Moreover, whereas galaxies and protons and E. coli are relatively stable phenomena, economies vary tremendously across space and time. The U.S. economy today is radically different than it was even a decade ago. Economists are thus chasing a moving target. It gets worse: galaxies, protons and E. coli don’t care what scientists think about them. Social systems, on the other hand, consist of objects that read newspapers and journals and books and blogs and change their behavior as a result.

Newton’s model of planetary motion did not affect Jupiter’s course, but an initially persuasive model of dollar-pound exchange rates may affect those rates in a way that soon renders the model useless. In other words, the effort to understand economies—or indeed almost any social system—changes the system! Marx creates Marxists, Keynes Keynsians, Freud Freudians, leading to wars and depressions and lots of bad psychotherapy.
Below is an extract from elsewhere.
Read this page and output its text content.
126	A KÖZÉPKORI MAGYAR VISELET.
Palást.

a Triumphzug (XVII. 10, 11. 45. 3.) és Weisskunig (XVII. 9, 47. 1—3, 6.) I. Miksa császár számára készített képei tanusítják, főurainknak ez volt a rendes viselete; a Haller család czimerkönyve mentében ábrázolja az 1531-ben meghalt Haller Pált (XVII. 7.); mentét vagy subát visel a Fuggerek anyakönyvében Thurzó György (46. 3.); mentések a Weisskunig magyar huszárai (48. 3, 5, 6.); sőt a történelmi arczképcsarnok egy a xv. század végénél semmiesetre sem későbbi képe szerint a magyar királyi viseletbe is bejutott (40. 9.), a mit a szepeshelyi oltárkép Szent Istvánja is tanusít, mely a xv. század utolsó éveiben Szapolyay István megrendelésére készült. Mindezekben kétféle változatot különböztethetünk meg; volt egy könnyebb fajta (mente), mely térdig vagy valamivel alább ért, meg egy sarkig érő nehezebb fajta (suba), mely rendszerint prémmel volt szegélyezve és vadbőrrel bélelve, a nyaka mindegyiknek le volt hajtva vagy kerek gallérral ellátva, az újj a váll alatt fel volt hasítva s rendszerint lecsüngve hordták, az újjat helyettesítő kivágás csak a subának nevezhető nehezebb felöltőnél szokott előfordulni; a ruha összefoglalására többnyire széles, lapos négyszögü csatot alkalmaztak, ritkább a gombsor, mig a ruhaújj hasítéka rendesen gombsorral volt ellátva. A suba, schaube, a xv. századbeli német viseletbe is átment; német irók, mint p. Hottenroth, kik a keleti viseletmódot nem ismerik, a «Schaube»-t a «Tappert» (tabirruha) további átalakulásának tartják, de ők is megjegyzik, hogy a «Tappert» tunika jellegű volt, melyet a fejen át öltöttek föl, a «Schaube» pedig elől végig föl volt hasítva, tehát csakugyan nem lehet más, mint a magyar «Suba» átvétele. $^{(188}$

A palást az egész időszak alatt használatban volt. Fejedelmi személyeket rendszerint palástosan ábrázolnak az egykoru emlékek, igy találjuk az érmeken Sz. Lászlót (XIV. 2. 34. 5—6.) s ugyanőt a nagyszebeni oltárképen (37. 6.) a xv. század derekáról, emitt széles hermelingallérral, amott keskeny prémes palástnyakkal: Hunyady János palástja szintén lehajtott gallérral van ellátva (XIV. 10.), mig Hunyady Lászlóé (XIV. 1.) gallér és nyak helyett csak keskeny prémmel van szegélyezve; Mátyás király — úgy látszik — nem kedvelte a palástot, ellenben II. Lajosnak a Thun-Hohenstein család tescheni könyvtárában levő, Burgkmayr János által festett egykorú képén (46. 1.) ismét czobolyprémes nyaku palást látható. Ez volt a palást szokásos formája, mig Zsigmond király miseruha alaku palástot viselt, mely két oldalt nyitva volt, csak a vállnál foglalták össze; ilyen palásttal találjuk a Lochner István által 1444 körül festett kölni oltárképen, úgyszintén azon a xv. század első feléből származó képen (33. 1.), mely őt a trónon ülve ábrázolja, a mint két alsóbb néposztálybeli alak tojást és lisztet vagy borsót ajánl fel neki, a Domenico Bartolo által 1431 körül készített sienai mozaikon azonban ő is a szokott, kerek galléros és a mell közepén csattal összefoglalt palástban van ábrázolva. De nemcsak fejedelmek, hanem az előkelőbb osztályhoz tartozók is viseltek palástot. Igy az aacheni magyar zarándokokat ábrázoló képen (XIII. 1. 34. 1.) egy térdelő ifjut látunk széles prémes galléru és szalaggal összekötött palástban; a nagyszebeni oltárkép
For all these reasons, I view economics in the same way that the late Clifford Geertz viewed his field, cultural anthropology. Anthropology, Geertz said, “is a science whose progress is marked less by a perfection of consensus than by a refinement of debate. What gets better is the precision with which we vex each other.” (I love that “vex” remark.) Geertz also told me that in anthropology “things get more and more complicated, but they don’t converge to a single point. They spread out and disperse in a very complex way. So I don’t see everything heading toward some grand integration. I see it as much more pluralistic and differentiated.”

Geertz called anthropology “faction,” which he defined as “imaginative writing about real people in real places at real times.” This is postmodernism. Postmodernism does not apply to all of science; science can sometimes achieve absolute, permanent truth. But postmodernism certainly applies to economics and other social sciences. Economists who abhor postmodernism might prefer thinking of their discipline as a branch of engineering. Engineers don’t seek The Truth or The Answer, a unique and universal explanation of a phenomenon or solution to a problem. Engineers merely seek answers to specific, localized, temporary problems, whether building a bridge across the Hudson, reducing segregation in cities or making moola in the stock market. I’m sure Barkley would agree: if you’ve got a model that can make you rich, who cares if it’s True or merely true?